Kenseth won at Texas in 2002, and has three top-10 finishes there in six races since without finishing worst than 18th. He was second last spring, following a third-place showing in the track’s first fall race in 2005.

“I’ve always liked the high-banked fast race tracks,” Kenseth said.

Sure he does, because he’s had a lot of success on those.

Before the last two short-track runs in NASCAR’s Car of Tomorrow at Martinsville and Bristol, Kenseth finished third at Atlanta in his Roush Fenway Racing Ford. While Texas is faster, Atlanta is similar and owned by Bruton Smith.

“It’s always been challenging. It’s kind of unique because it’s kind of a flat entry to the corner,” Kenseth said of Texas. “I really liked it after the track’s widened out. … There are a couple of grooves here, and that’s what makes it a lot more fun.”

Kenseth also looks forward to this weekend because he gets to drive his “old” car again.

Texas is the only track in a four-race span where the Car of Tomorrow isn’t being used. The COTs return for Phoenix.

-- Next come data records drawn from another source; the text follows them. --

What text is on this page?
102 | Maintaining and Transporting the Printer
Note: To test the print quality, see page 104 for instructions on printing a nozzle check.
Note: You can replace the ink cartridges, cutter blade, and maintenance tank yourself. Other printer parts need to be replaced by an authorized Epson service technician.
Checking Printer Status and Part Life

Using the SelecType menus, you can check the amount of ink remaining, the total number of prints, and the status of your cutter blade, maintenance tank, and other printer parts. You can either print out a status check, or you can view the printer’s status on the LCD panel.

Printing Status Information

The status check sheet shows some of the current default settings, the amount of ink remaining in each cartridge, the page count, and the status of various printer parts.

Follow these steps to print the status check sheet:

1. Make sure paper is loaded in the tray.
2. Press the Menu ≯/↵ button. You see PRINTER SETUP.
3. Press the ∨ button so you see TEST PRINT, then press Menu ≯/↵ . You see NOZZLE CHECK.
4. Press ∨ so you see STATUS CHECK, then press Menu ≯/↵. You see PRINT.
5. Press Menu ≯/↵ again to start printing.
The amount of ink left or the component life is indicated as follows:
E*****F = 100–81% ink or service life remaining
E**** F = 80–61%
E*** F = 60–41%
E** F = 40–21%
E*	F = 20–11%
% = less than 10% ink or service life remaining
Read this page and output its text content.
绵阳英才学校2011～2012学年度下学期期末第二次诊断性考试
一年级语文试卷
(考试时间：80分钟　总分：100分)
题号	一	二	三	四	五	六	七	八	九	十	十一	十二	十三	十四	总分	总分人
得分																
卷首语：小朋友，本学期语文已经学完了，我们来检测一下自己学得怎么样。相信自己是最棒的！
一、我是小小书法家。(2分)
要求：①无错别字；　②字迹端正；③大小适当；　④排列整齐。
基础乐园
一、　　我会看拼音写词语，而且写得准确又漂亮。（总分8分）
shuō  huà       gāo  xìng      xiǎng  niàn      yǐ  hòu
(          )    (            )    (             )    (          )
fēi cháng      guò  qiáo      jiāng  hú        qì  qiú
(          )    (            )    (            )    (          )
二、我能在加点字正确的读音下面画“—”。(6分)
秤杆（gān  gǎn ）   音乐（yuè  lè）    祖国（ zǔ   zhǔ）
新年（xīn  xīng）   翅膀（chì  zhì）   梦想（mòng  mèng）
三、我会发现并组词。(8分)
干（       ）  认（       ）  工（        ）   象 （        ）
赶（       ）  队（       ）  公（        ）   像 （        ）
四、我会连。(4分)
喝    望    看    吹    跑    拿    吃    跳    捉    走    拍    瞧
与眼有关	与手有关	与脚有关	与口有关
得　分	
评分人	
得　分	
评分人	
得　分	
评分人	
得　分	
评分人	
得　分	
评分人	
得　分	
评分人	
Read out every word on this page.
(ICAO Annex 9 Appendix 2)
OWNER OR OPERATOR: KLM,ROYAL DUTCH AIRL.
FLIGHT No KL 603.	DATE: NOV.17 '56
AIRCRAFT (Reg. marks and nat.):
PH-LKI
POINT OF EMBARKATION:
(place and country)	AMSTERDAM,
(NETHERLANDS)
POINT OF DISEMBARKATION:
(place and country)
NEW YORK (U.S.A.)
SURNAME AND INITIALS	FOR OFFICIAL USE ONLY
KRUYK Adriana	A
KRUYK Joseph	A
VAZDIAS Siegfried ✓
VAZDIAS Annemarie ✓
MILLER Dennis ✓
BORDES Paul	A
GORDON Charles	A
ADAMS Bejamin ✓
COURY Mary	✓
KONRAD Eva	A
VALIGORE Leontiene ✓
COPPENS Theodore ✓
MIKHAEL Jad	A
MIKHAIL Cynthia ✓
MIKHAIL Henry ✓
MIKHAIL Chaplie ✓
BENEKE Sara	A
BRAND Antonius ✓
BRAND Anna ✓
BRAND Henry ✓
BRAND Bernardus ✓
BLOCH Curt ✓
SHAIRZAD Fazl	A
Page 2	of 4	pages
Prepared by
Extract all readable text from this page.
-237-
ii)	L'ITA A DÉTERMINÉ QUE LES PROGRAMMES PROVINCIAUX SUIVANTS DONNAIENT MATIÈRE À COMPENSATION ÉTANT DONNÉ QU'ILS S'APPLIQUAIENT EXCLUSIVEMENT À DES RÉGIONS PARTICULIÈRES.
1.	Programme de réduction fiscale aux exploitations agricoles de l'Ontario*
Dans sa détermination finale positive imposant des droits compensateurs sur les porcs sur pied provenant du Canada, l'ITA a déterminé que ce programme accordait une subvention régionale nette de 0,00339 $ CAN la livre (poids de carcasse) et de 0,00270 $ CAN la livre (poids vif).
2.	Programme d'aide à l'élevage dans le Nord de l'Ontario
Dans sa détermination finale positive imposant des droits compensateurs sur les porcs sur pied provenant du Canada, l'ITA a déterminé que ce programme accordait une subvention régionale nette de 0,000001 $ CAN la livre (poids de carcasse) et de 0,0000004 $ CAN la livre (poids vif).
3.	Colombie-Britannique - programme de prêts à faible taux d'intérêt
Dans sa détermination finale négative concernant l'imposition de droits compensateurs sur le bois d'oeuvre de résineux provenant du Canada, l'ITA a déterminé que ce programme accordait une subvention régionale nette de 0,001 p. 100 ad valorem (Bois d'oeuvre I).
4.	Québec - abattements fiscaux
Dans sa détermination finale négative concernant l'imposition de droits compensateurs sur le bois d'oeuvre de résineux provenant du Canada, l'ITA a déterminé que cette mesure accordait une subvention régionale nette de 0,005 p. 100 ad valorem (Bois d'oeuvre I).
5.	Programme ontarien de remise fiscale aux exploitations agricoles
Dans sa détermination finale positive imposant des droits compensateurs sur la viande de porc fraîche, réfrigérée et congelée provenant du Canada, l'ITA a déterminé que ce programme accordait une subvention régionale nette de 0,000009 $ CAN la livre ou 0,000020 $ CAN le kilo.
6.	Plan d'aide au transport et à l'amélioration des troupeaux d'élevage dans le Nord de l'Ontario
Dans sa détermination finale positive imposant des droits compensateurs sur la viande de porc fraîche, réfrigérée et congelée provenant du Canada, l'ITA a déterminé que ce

“Once they get rid of them, you won’t hear all the talk about it because that will just be what we race,” Kenseth said. “The car of today just drives so much better and has so much stick and just looks more like a race car, compared to that new car.”

Busch Series

David Ragan earned his first NASCAR Busch Series pole, edging Roush Racing teammate and series points leader Carl Edwards at Fort Worth, Texas.

Ragan ran a lap of 191.063 mph, nearly 2 mph faster than Edwards, who qualified second for the O’Reilly 300 on Saturday.

The fifth of 44 drivers who tried to qualify, Edwards posted an early lap of 189.354 mph.

That looked as if it would hold, with nobody getting any closer Casey Mears at 187.872 mph until Ragan took the track 34th.

The top six starting spots are filled with Nextel Cup regulars, with Kyle Busch starting third, followed by Mears, Kasey Kahne and Denny Hamlin. David Reutimann, Mark Martin, Jeff Burton and Matt Kenseth completed the top 10.